Brasil, Justiça Social e os Padres da Igreja

Este artigo nasce como fruto de uma reflexão pessoal sobre a realidade brasileira na qual estamos inseridos e imersos. Brasil é meu país adotivo, e onde vivo já faz quase dez anos.


Há alguns dias, logo após assistir a uma conferência, dispuz-me a tomar o metro em direção a rodoviária do Tietê, enquanto ainda ressoava em meus ouvidos as palavras do ministro, e ainda me achava envolvido pela emoção da mensagem, quando de repente me dei conta da realidade que me cercava ao redor: uma multidão de pessoas amontoadas sem perceber os mendigos com suas poucas possessões que encontraram na entrada do metro; uma fria e mal preservada estação de metro, e um forte e persistente cheiro de urina; a pobreza se mostrava de uma maneira impiedosa e implacável, em uma existência diária que nos leva a desumanização.

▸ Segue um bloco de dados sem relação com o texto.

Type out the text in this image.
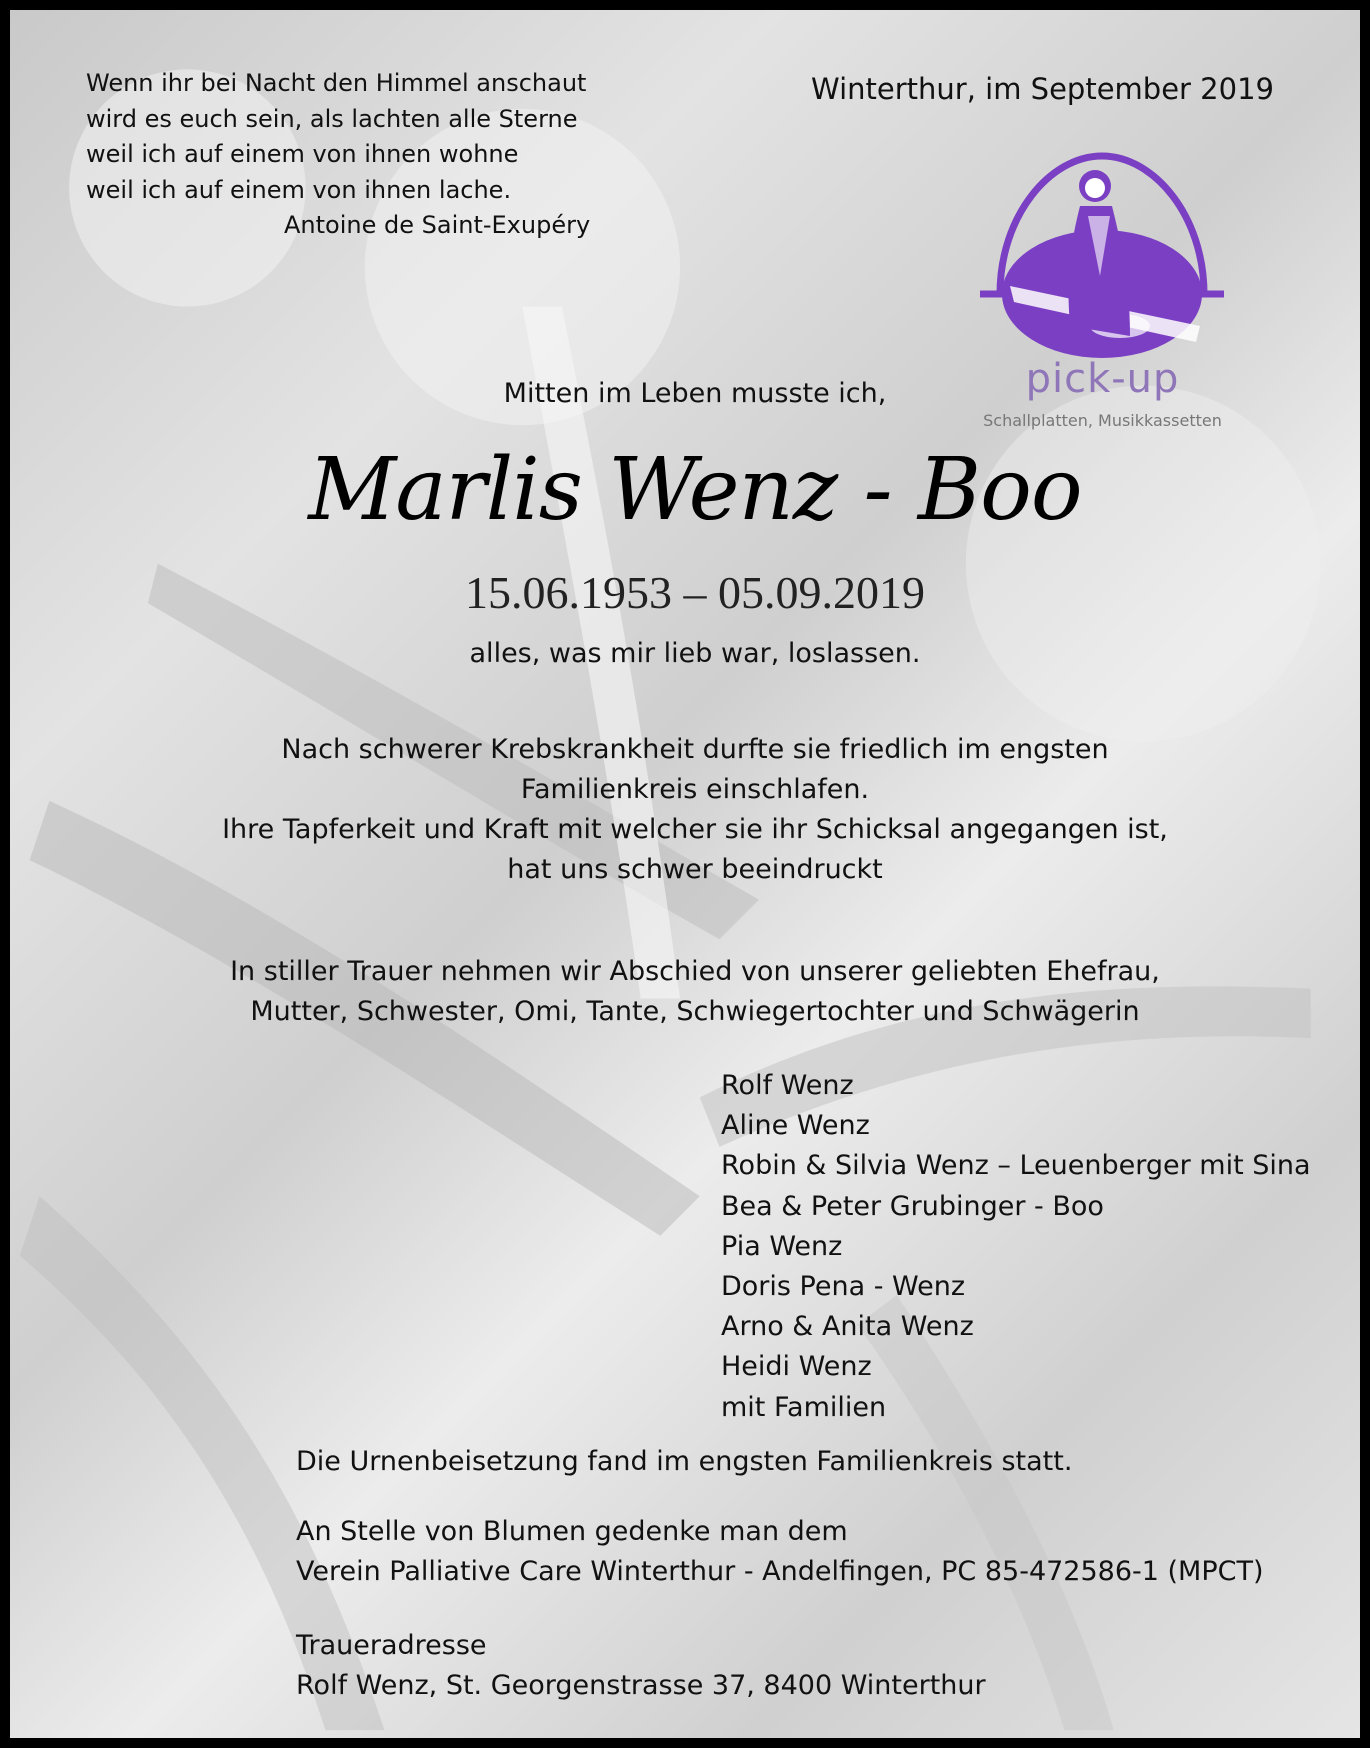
Wenn ihr bei Nacht den Himmel anschaut
wird es euch sein, als lachten alle Sterne
weil ich auf einem von ihnen wohne
weil ich auf einem von ihnen lache.
Antoine de Saint-Exupéry
Winterthur, im September 2019
pick-up
Schallplatten, Musikkassetten
Mitten im Leben musste ich,
Marlis Wenz - Boo
15.06.1953 – 05.09.2019
alles, was mir lieb war, loslassen.
Nach schwerer Krebskrankheit durfte sie friedlich im engsten
Familienkreis einschlafen.
Ihre Tapferkeit und Kraft mit welcher sie ihr Schicksal angegangen ist,
hat uns schwer beeindruckt
In stiller Trauer nehmen wir Abschied von unserer geliebten Ehefrau,
Mutter, Schwester, Omi, Tante, Schwiegertochter und Schwägerin
Rolf Wenz
Aline Wenz
Robin & Silvia Wenz – Leuenberger mit Sina
Bea & Peter Grubinger - Boo
Pia Wenz
Doris Pena - Wenz
Arno & Anita Wenz
Heidi Wenz
mit Familien
Die Urnenbeisetzung fand im engsten Familienkreis statt.
An Stelle von Blumen gedenke man dem
Verein Palliative Care Winterthur - Andelfingen, PC 85-472586-1 (MPCT)
Traueradresse
Rolf Wenz, St. Georgenstrasse 37, 8400 Winterthur
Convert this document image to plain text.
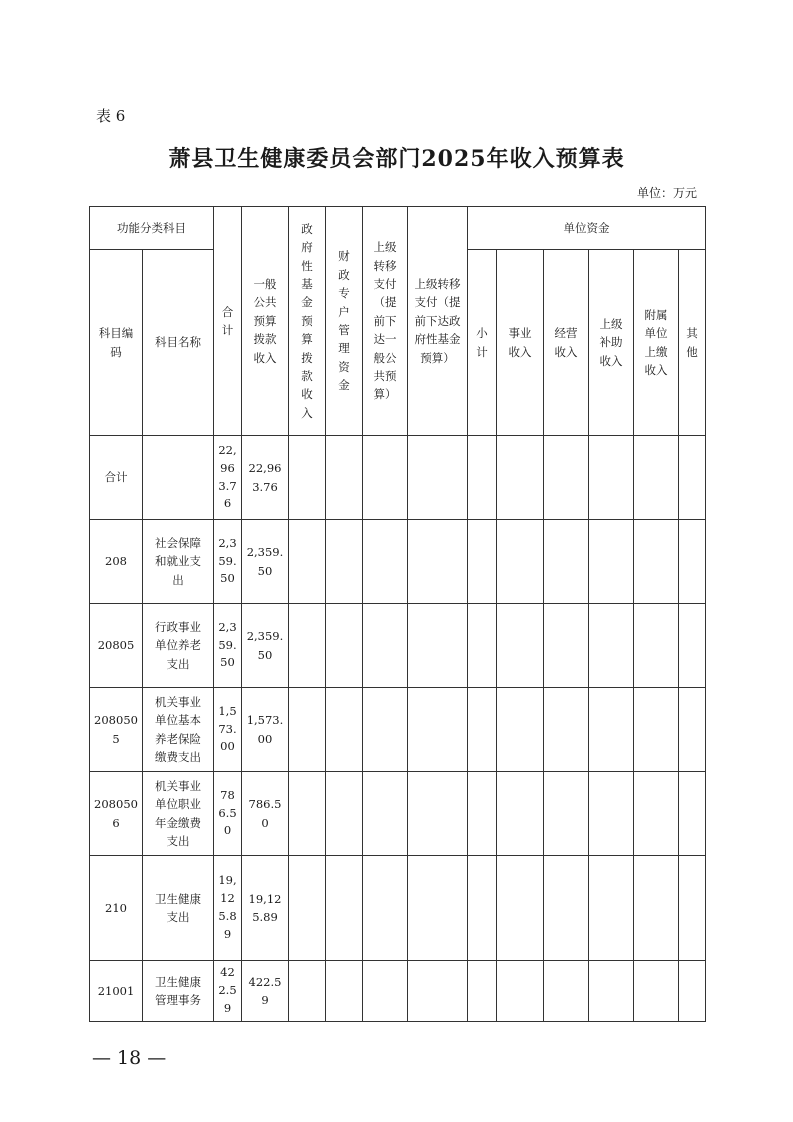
表 6
萧县卫生健康委员会部门2025年收入预算表
单位：万元
功能分类科目		合计	一般公共预算拨款收入	政府性基金预算拨款收入	财政专户管理资金	上级转移支付（提前下达一般公共预算）	上级转移支付（提前下达政府性基金预算）	单位资金					

科目编码	科目名称							小计	事业收入	经营收入	上级补助收入	附属单位上缴收入	其他

合计		22,963.76	22,963.76										

208	社会保障和就业支出	2,359.50	2,359.50										

20805	行政事业单位养老支出	2,359.50	2,359.50										

2080505	机关事业单位基本养老保险缴费支出	1,573.00	1,573.00										

2080506	机关事业单位职业年金缴费支出	786.50	786.50										

210	卫生健康支出	19,125.89	19,125.89										

21001	卫生健康管理事务	422.59	422.59										

— 18 —
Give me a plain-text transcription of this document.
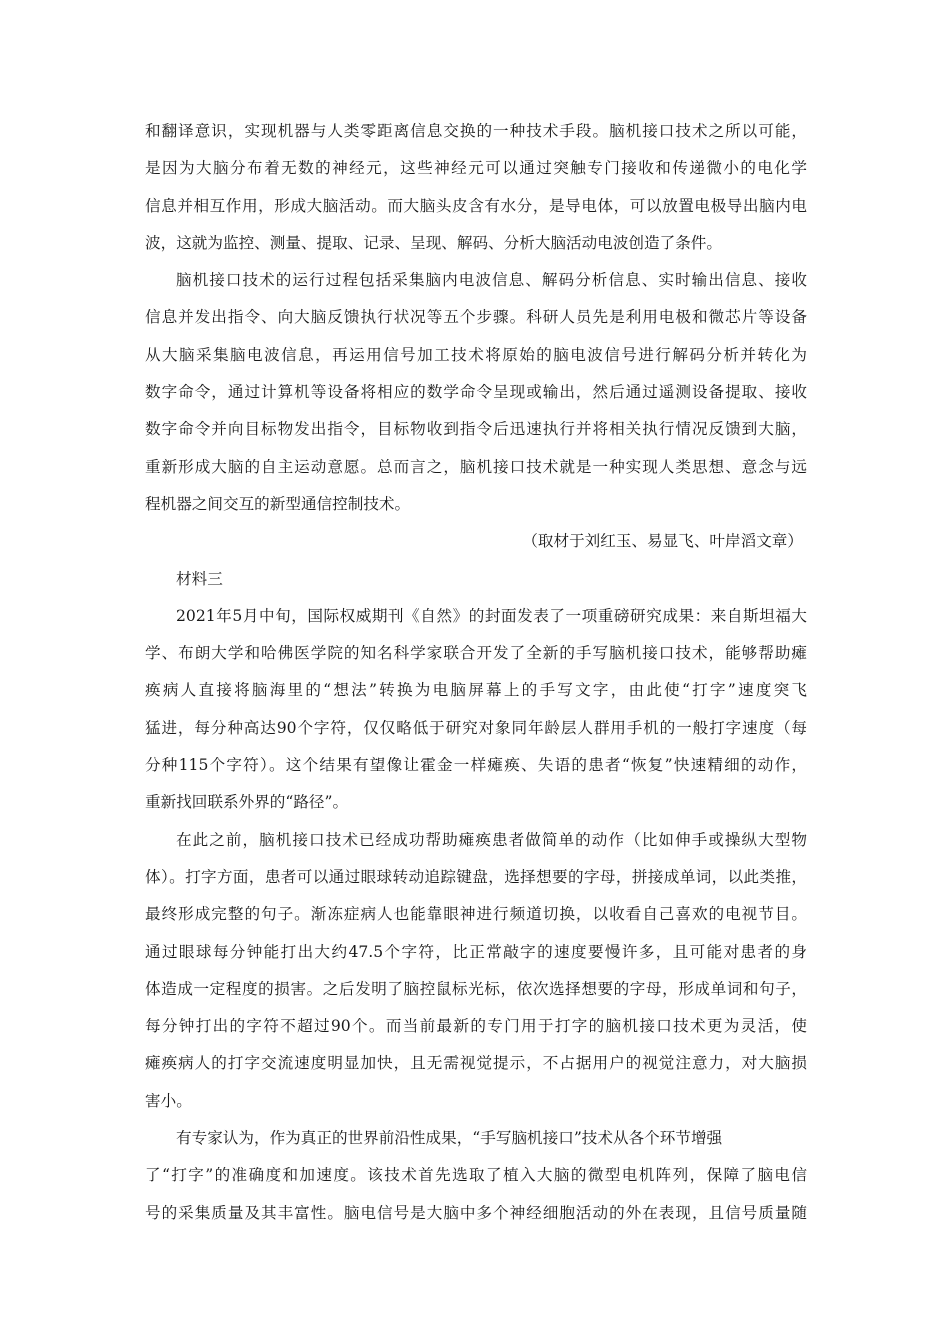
和翻译意识，实现机器与人类零距离信息交换的一种技术手段。脑机接口技术之所以可能，
是因为大脑分布着无数的神经元，这些神经元可以通过突触专门接收和传递微小的电化学
信息并相互作用，形成大脑活动。而大脑头皮含有水分，是导电体，可以放置电极导出脑内电
波，这就为监控、测量、提取、记录、呈现、解码、分析大脑活动电波创造了条件。
脑机接口技术的运行过程包括采集脑内电波信息、解码分析信息、实时输出信息、接收
信息并发出指令、向大脑反馈执行状况等五个步骤。科研人员先是利用电极和微芯片等设备
从大脑采集脑电波信息，再运用信号加工技术将原始的脑电波信号进行解码分析并转化为
数字命令，通过计算机等设备将相应的数学命令呈现或输出，然后通过遥测设备提取、接收
数字命令并向目标物发出指令，目标物收到指令后迅速执行并将相关执行情况反馈到大脑，
重新形成大脑的自主运动意愿。总而言之，脑机接口技术就是一种实现人类思想、意念与远
程机器之间交互的新型通信控制技术。
（取材于刘红玉、易显飞、叶岸滔文章）
材料三
2021年5月中旬，国际权威期刊《自然》的封面发表了一项重磅研究成果：来自斯坦福大
学、布朗大学和哈佛医学院的知名科学家联合开发了全新的手写脑机接口技术，能够帮助瘫
痪病人直接将脑海里的“想法”转换为电脑屏幕上的手写文字，由此使“打字”速度突飞
猛进，每分种高达90个字符，仅仅略低于研究对象同年龄层人群用手机的一般打字速度（每
分种115个字符）。这个结果有望像让霍金一样瘫痪、失语的患者“恢复”快速精细的动作，
重新找回联系外界的“路径”。
在此之前，脑机接口技术已经成功帮助瘫痪患者做简单的动作（比如伸手或操纵大型物
体）。打字方面，患者可以通过眼球转动追踪键盘，选择想要的字母，拼接成单词，以此类推，
最终形成完整的句子。渐冻症病人也能靠眼神进行频道切换，以收看自己喜欢的电视节目。
通过眼球每分钟能打出大约47.5个字符，比正常敲字的速度要慢许多，且可能对患者的身
体造成一定程度的损害。之后发明了脑控鼠标光标，依次选择想要的字母，形成单词和句子，
每分钟打出的字符不超过90个。而当前最新的专门用于打字的脑机接口技术更为灵活，使
瘫痪病人的打字交流速度明显加快，且无需视觉提示，不占据用户的视觉注意力，对大脑损
害小。
有专家认为，作为真正的世界前沿性成果，“手写脑机接口”技术从各个环节增强
了“打字”的准确度和加速度。该技术首先选取了植入大脑的微型电机阵列，保障了脑电信
号的采集质量及其丰富性。脑电信号是大脑中多个神经细胞活动的外在表现，且信号质量随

Uma vez parado o trem, uma multidão entrou no metro em meio de outra multidão já no interior do vagão do metro, porém aqueles poucos mendigos que subiram espaço encontraram lugar e as pessoas não desejavam ficar perto deles. Longe estava já as palavras que nos inspiravam a sonhar um novo mundo, e me encontrava com a via mesma. Deus, com a sua linguagem bem mais eloqüente, que é a realidade, me mostrava as pessoas, lá atrás no tempo, o moveu de compaixão na ocasião da multiplicação dos pães.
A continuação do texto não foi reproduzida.